謝慕沒說話,只是走上前,把那條圍巾輕輕替她圍上,動作熟練得像回到過去。
花落低頭看了看自己脖子上的那條圍巾,思緒忽然回到了那年聖誕節,謝慕送她的第一件禮物也是圍巾,只是後面被陳麗燕拿去賣了。
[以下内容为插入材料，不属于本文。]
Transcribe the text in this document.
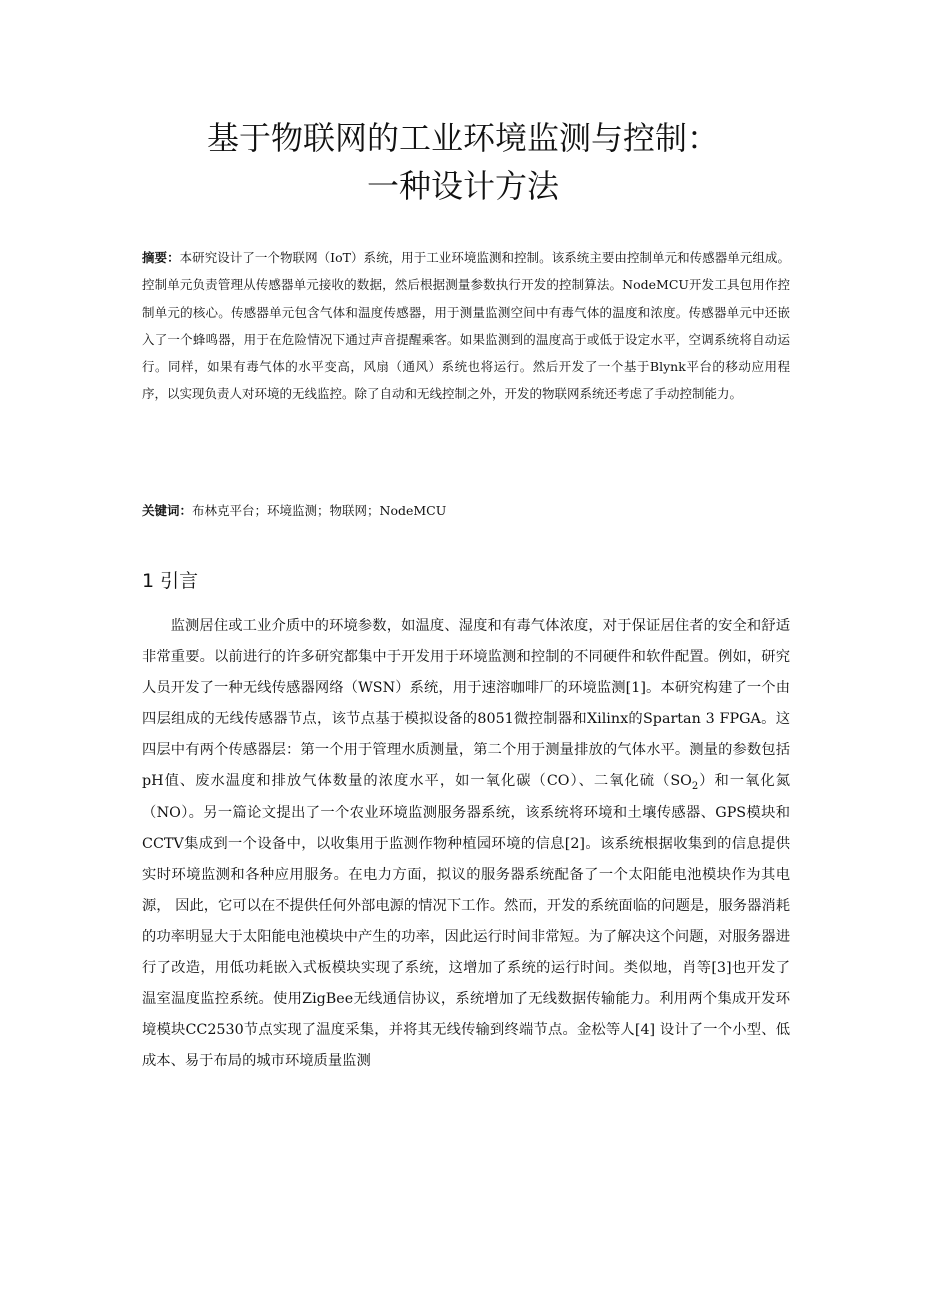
基于物联网的工业环境监测与控制：
一种设计方法

摘要：本研究设计了一个物联网（IoT）系统，用于工业环境监测和控制。该系统主要由控制单元和传感器单元组成。控制单元负责管理从传感器单元接收的数据，然后根据测量参数执行开发的控制算法。NodeMCU开发工具包用作控制单元的核心。传感器单元包含气体和温度传感器，用于测量监测空间中有毒气体的温度和浓度。传感器单元中还嵌入了一个蜂鸣器，用于在危险情况下通过声音提醒乘客。如果监测到的温度高于或低于设定水平，空调系统将自动运行。同样，如果有毒气体的水平变高，风扇（通风）系统也将运行。然后开发了一个基于Blynk平台的移动应用程序，以实现负责人对环境的无线监控。除了自动和无线控制之外，开发的物联网系统还考虑了手动控制能力。

关键词：布林克平台；环境监测；物联网；NodeMCU

1 引言

监测居住或工业介质中的环境参数，如温度、湿度和有毒气体浓度，对于保证居住者的安全和舒适非常重要。以前进行的许多研究都集中于开发用于环境监测和控制的不同硬件和软件配置。例如，研究人员开发了一种无线传感器网络（WSN）系统，用于速溶咖啡厂的环境监测[1]。本研究构建了一个由四层组成的无线传感器节点，该节点基于模拟设备的8051微控制器和Xilinx的Spartan 3 FPGA。这四层中有两个传感器层：第一个用于管理水质测量，第二个用于测量排放的气体水平。测量的参数包括pH值、废水温度和排放气体数量的浓度水平，如一氧化碳（CO）、二氧化硫$(SO_2)$和一氧化氮（NO）。另一篇论文提出了一个农业环境监测服务器系统，该系统将环境和土壤传感器、GPS模块和CCTV集成到一个设备中，以收集用于监测作物种植园环境的信息[2]。该系统根据收集到的信息提供实时环境监测和各种应用服务。在电力方面，拟议的服务器系统配备了一个太阳能电池模块作为其电源， 因此，它可以在不提供任何外部电源的情况下工作。然而，开发的系统面临的问题是，服务器消耗的功率明显大于太阳能电池模块中产生的功率，因此运行时间非常短。为了解决这个问题，对服务器进行了改造，用低功耗嵌入式板模块实现了系统，这增加了系统的运行时间。类似地，肖等[3]也开发了温室温度监控系统。使用ZigBee无线通信协议，系统增加了无线数据传输能力。利用两个集成开发环境模块CC2530节点实现了温度采集，并将其无线传输到终端节点。金松等人[4] 设计了一个小型、低成本、易于布局的城市环境质量监测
「就是——」她吸了吸鼻子,「我很想你,卻等到這麼久才敢過來。」
「那,有什麼話,想現在說嗎?」他低頭問她。
花落愣了一下,像是被點燃勇氣的火苗,突然破罐子破摔地說:
「有。我想你,也喜歡你。還有,想和你一起跨很多年。」
謝慕眨了下眼,好像真的被這句話嚇了一跳。
他愣了一秒,隨即微微張開手:「那,抱一個?」
花落撲進他懷裡,手緊緊環住他的腰,像是在抱著一個失而復得的寶藏。
謝慕輕拍她的背,另一手把鯊魚吊飾遞給她,語氣很輕:「那,能收下了嗎?」
花落接過那個吊飾,把臉埋進他胸口,聲音悶悶的:「嗯。」
謝慕低頭,在她額頭落下一個吻。
巷子靜靜的,煙火仍在空中綻放。
他們就站在公車站前——那是花落第一次遇見他的地方。
命運曾讓他們錯過,但這一刻,一切都剛剛好。
謝慕看著她,低聲說:「這裡,好像是我們的開場。」
花落眼眶泛紅,笑著回道:
「也剛好,是一場謝幕。」
「不是落幕,我們沒有散場。」
他們站在那裡,像終於補上了命運的某一次擦肩。
這裡是他們最初遇見的地方。
有始有終,也剛好。
這一次,沒有錯過,沒有落幕,是完美的謝幕。